Did you know that oats were first eaten more than 32,000 years ago when hunter-gatherers ground them down to make flour or bread. Many years before farming developed (6), it seems that our ancestors knew just how beneficial oats were. So why not keep this habit alive by enjoying a bowl of porridge, making overnight oats, baking flapjacks or even trying out oat beta-glucan supplements?
References
- EFSA. Scientific Opinion on the substantiation of health claims related to beta-glucans and maintenance of normal blood cholesterol concentrations (ID 754, 755, 757, 801, 1465, 2934) and maintenance or achievement of a normal body weight (ID 820, 823) pursuant to Article 13(1) of Regulation (EC) No 1924/2006. EFSA Journal. 2009;7(9):1254.
- EFSA. Scientific Opinion on the substantiation of a health claim related to oat beta glucan and lowering blood cholesterol and reduced risk of (coronary) heart disease pursuant to Article 14 of Regulation (EC) No 1924/2006. EFSA Journal. 2010;8(12):1885-n/a.
- Gunness P, Michiels J, Vanhaecke L, De Smet S, Kravchuk O, Van de Meene A, et al. Reduction in circulating bile acid and restricted diffusion across the intestinal epithelium are associated with a decrease in blood cholesterol in the presence of oat β-glucan. Faseb j. 2016;30(12):4227-38.
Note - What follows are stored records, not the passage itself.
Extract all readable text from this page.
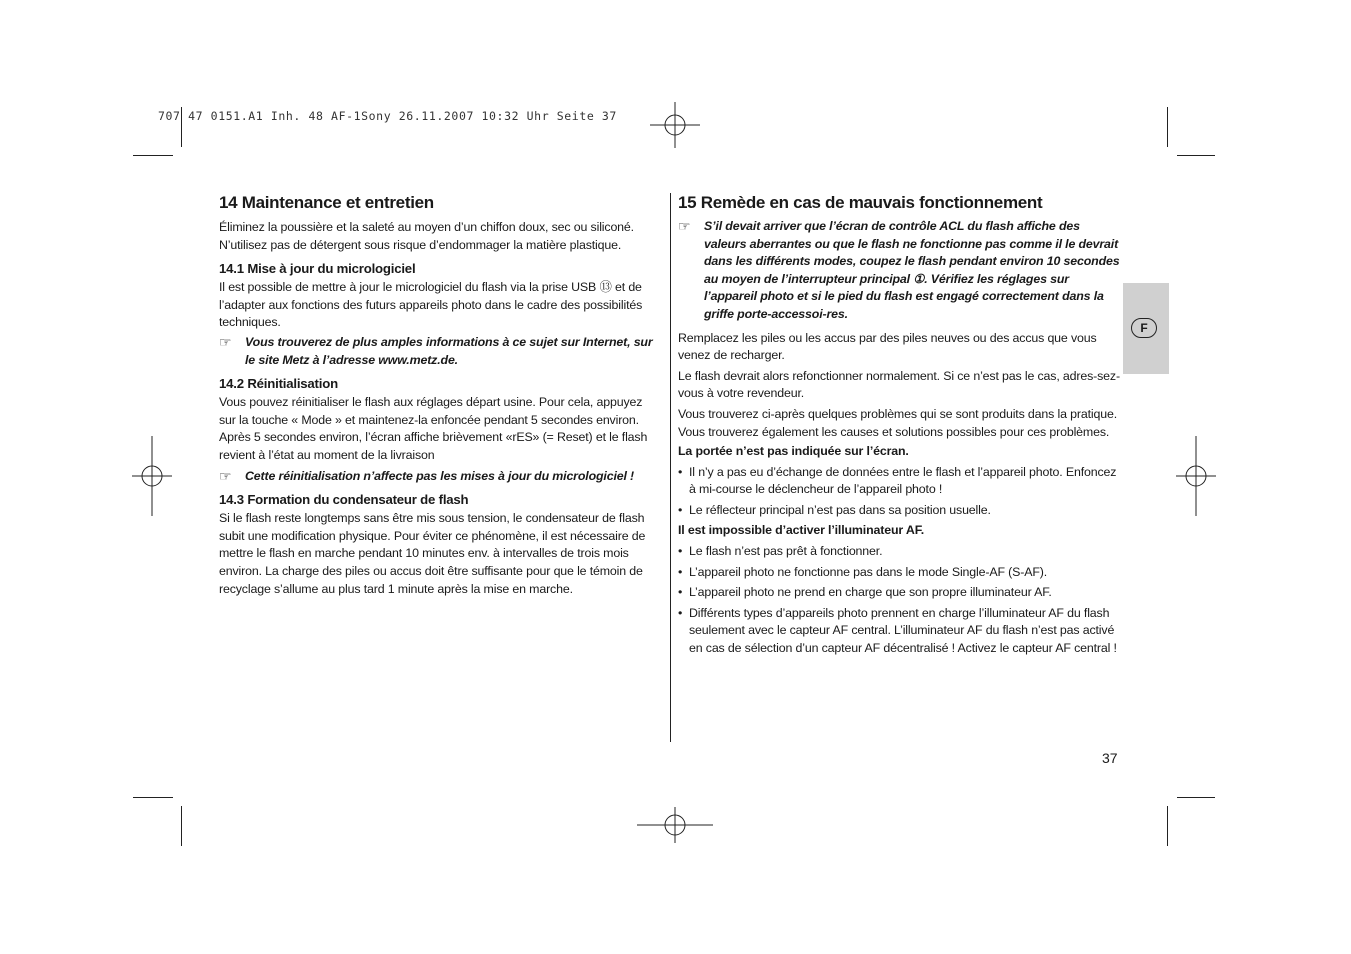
707 47 0151.A1 Inh. 48 AF-1Sony 26.11.2007 10:32 Uhr Seite 37
F
14 Maintenance et entretien

Éliminez la poussière et la saleté au moyen d’un chiffon doux, sec ou siliconé. N’utilisez pas de détergent sous risque d’endommager la matière plastique.

14.1 Mise à jour du micrologiciel

Il est possible de mettre à jour le micrologiciel du flash via la prise USB ⑬ et de l’adapter aux fonctions des futurs appareils photo dans le cadre des possibilités techniques.

☞	Vous trouverez de plus amples informations à ce sujet sur Internet, sur le site Metz à l’adresse www.metz.de.
14.2 Réinitialisation

Vous pouvez réinitialiser le flash aux réglages départ usine. Pour cela, appuyez sur la touche « Mode » et maintenez-la enfoncée pendant 5 secondes environ. Après 5 secondes environ, l’écran affiche brièvement «rES» (= Reset) et le flash revient à l’état au moment de la livraison

☞	Cette réinitialisation n’affecte pas les mises à jour du micrologiciel !
14.3 Formation du condensateur de flash

Si le flash reste longtemps sans être mis sous tension, le condensateur de flash subit une modification physique. Pour éviter ce phénomène, il est nécessaire de mettre le flash en marche pendant 10 minutes env. à intervalles de trois mois environ. La charge des piles ou accus doit être suffisante pour que le témoin de recyclage s’allume au plus tard 1 minute après la mise en marche.

15 Remède en cas de mauvais fonctionnement
☞	S’il devait arriver que l’écran de contrôle ACL du flash affiche des valeurs aberrantes ou que le flash ne fonctionne pas comme il le devrait dans les différents modes, coupez le flash pendant environ 10 secondes au moyen de l’interrupteur principal ①. Vérifiez les réglages sur l’appareil photo et si le pied du flash est engagé correctement dans la griffe porte-accessoi-res.

Remplacez les piles ou les accus par des piles neuves ou des accus que vous venez de recharger.

Le flash devrait alors refonctionner normalement. Si ce n’est pas le cas, adres-sez-vous à votre revendeur.

Vous trouverez ci-après quelques problèmes qui se sont produits dans la pratique. Vous trouverez également les causes et solutions possibles pour ces problèmes.

La portée n’est pas indiquée sur l’écran.

• Il n’y a pas eu d’échange de données entre le flash et l’appareil photo. Enfoncez à mi-course le déclencheur de l’appareil photo !
• Le réflecteur principal n’est pas dans sa position usuelle.

Il est impossible d’activer l’illuminateur AF.

• Le flash n’est pas prêt à fonctionner.
• L’appareil photo ne fonctionne pas dans le mode Single-AF (S-AF).
• L’appareil photo ne prend en charge que son propre illuminateur AF.
• Différents types d’appareils photo prennent en charge l’illuminateur AF du flash seulement avec le capteur AF central. L’illuminateur AF du flash n’est pas activé en cas de sélection d’un capteur AF décentralisé ! Activez le capteur AF central !
37
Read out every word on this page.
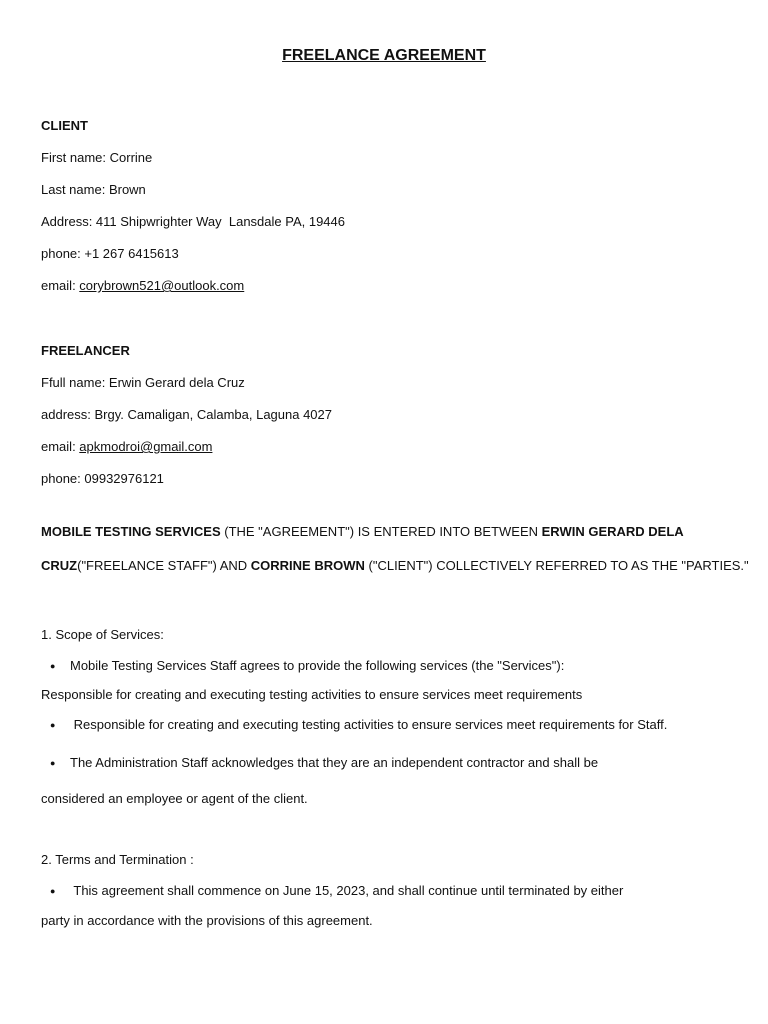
FREELANCE AGREEMENT
CLIENT
First name: Corrine
Last name: Brown
Address: 411 Shipwrighter Way  Lansdale PA, 19446
phone: +1 267 6415613
email: corybrown521@outlook.com
FREELANCER
Ffull name: Erwin Gerard dela Cruz
address: Brgy. Camaligan, Calamba, Laguna 4027
email: apkmodroi@gmail.com
phone: 09932976121
MOBILE TESTING SERVICES (THE "AGREEMENT") IS ENTERED INTO BETWEEN ERWIN GERARD DELA
CRUZ("FREELANCE STAFF") AND CORRINE BROWN ("CLIENT") COLLECTIVELY REFERRED TO AS THE "PARTIES."
1. Scope of Services:
● Mobile Testing Services Staff agrees to provide the following services (the "Services"):
Responsible for creating and executing testing activities to ensure services meet requirements
● Responsible for creating and executing testing activities to ensure services meet requirements for Staff.
● The Administration Staff acknowledges that they are an independent contractor and shall be
considered an employee or agent of the client.
2. Terms and Termination :
● This agreement shall commence on June 15, 2023, and shall continue until terminated by either
party in accordance with the provisions of this agreement.
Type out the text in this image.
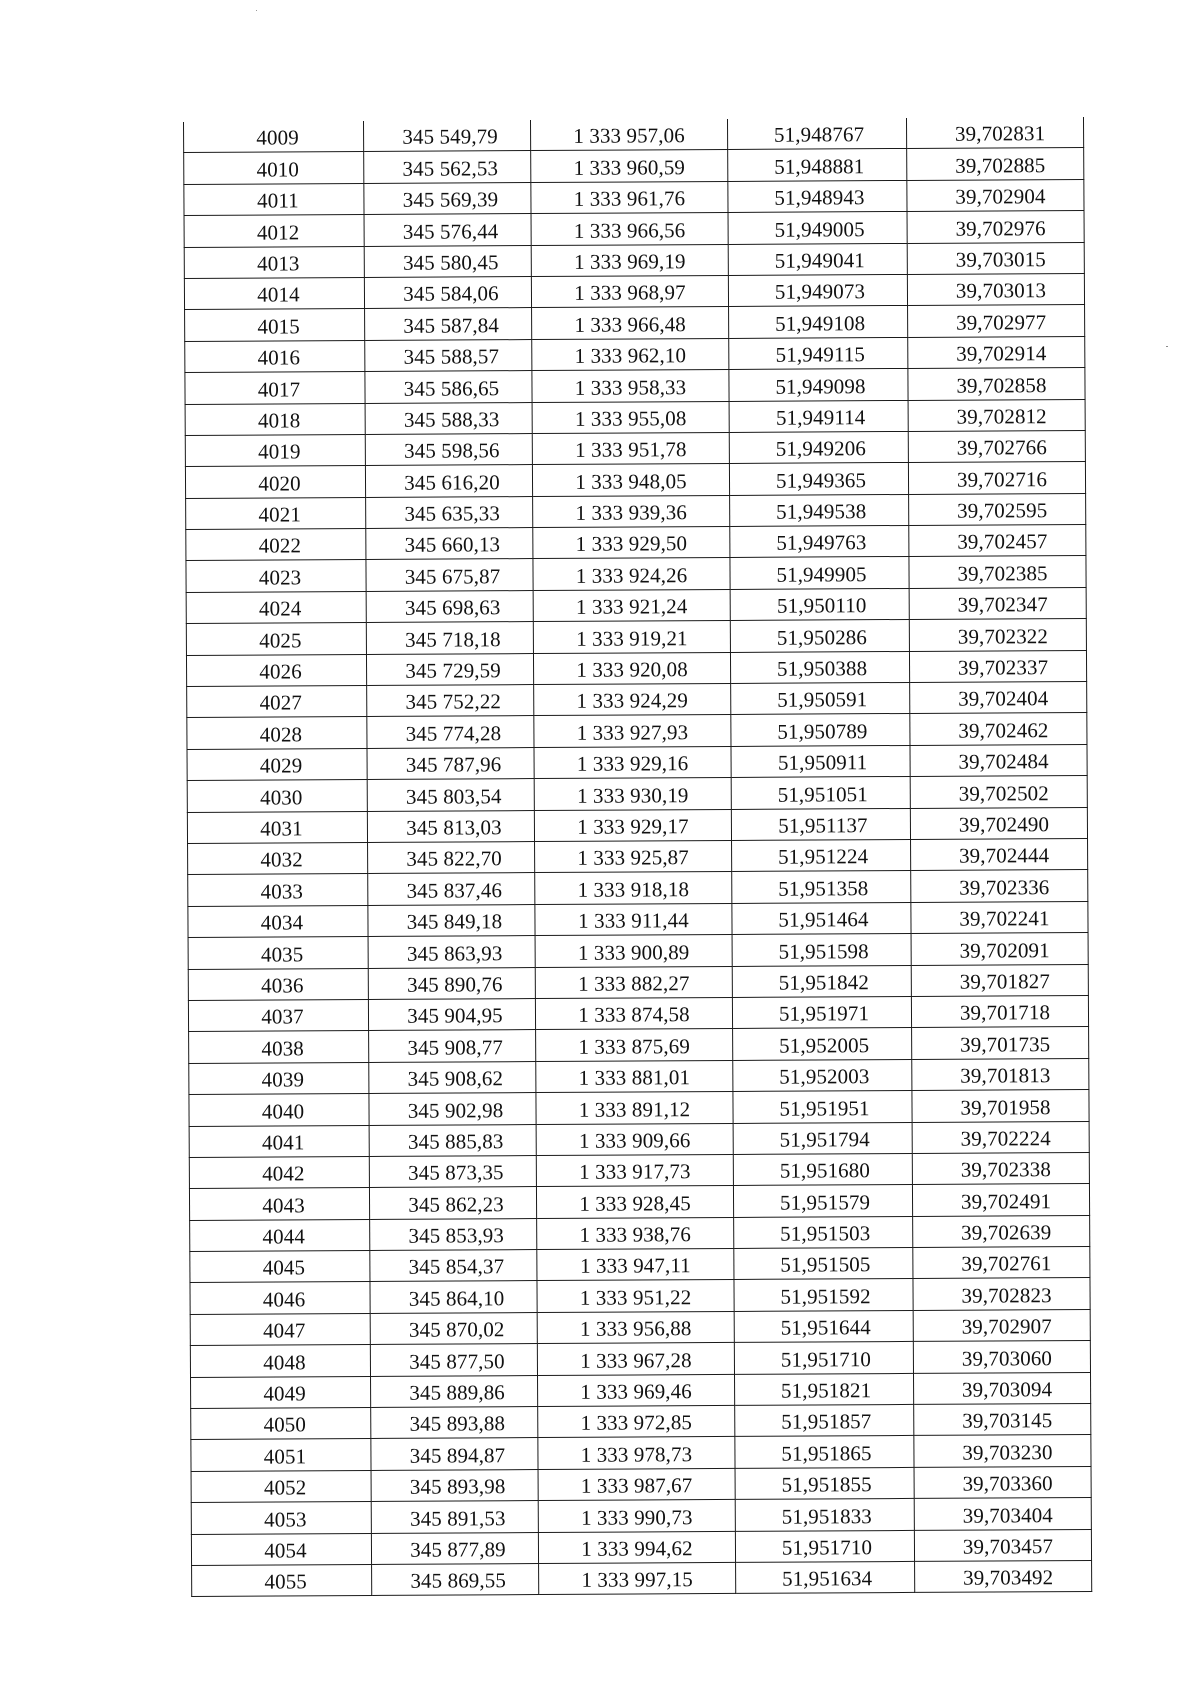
4009	345 549,79	1 333 957,06	51,948767	39,702831
4010	345 562,53	1 333 960,59	51,948881	39,702885
4011	345 569,39	1 333 961,76	51,948943	39,702904
4012	345 576,44	1 333 966,56	51,949005	39,702976
4013	345 580,45	1 333 969,19	51,949041	39,703015
4014	345 584,06	1 333 968,97	51,949073	39,703013
4015	345 587,84	1 333 966,48	51,949108	39,702977
4016	345 588,57	1 333 962,10	51,949115	39,702914
4017	345 586,65	1 333 958,33	51,949098	39,702858
4018	345 588,33	1 333 955,08	51,949114	39,702812
4019	345 598,56	1 333 951,78	51,949206	39,702766
4020	345 616,20	1 333 948,05	51,949365	39,702716
4021	345 635,33	1 333 939,36	51,949538	39,702595
4022	345 660,13	1 333 929,50	51,949763	39,702457
4023	345 675,87	1 333 924,26	51,949905	39,702385
4024	345 698,63	1 333 921,24	51,950110	39,702347
4025	345 718,18	1 333 919,21	51,950286	39,702322
4026	345 729,59	1 333 920,08	51,950388	39,702337
4027	345 752,22	1 333 924,29	51,950591	39,702404
4028	345 774,28	1 333 927,93	51,950789	39,702462
4029	345 787,96	1 333 929,16	51,950911	39,702484
4030	345 803,54	1 333 930,19	51,951051	39,702502
4031	345 813,03	1 333 929,17	51,951137	39,702490
4032	345 822,70	1 333 925,87	51,951224	39,702444
4033	345 837,46	1 333 918,18	51,951358	39,702336
4034	345 849,18	1 333 911,44	51,951464	39,702241
4035	345 863,93	1 333 900,89	51,951598	39,702091
4036	345 890,76	1 333 882,27	51,951842	39,701827
4037	345 904,95	1 333 874,58	51,951971	39,701718
4038	345 908,77	1 333 875,69	51,952005	39,701735
4039	345 908,62	1 333 881,01	51,952003	39,701813
4040	345 902,98	1 333 891,12	51,951951	39,701958
4041	345 885,83	1 333 909,66	51,951794	39,702224
4042	345 873,35	1 333 917,73	51,951680	39,702338
4043	345 862,23	1 333 928,45	51,951579	39,702491
4044	345 853,93	1 333 938,76	51,951503	39,702639
4045	345 854,37	1 333 947,11	51,951505	39,702761
4046	345 864,10	1 333 951,22	51,951592	39,702823
4047	345 870,02	1 333 956,88	51,951644	39,702907
4048	345 877,50	1 333 967,28	51,951710	39,703060
4049	345 889,86	1 333 969,46	51,951821	39,703094
4050	345 893,88	1 333 972,85	51,951857	39,703145
4051	345 894,87	1 333 978,73	51,951865	39,703230
4052	345 893,98	1 333 987,67	51,951855	39,703360
4053	345 891,53	1 333 990,73	51,951833	39,703404
4054	345 877,89	1 333 994,62	51,951710	39,703457
4055	345 869,55	1 333 997,15	51,951634	39,703492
- Pizarro S, Ronco AM, M G. β-glucans: what types exist and what are their health benefits? Rev Chil Nutr. 2014;41(3):8.
- Cicero AFG, Fogacci F, Veronesi M, Strocchi E, Grandi E, Rizzoli E, et al. A randomized Placebo-Controlled Clinical Trial to Evaluate the Medium-Term Effects of Oat Fibers on Human Health: The Beta-Glucan Effects on Lipid Profile, Glycemia and inTestinal Health (BELT) Study. Nutrients. 2020;12(3).
- Mariotti Lippi M, Foggi B, Aranguren B, Ronchitelli A, Revedin A. Multistep food plant processing at Grotta Paglicci (Southern Italy) around 32,600 cal B.P. Proceedings of the National Academy of Sciences. 2015;112(39):12075-80.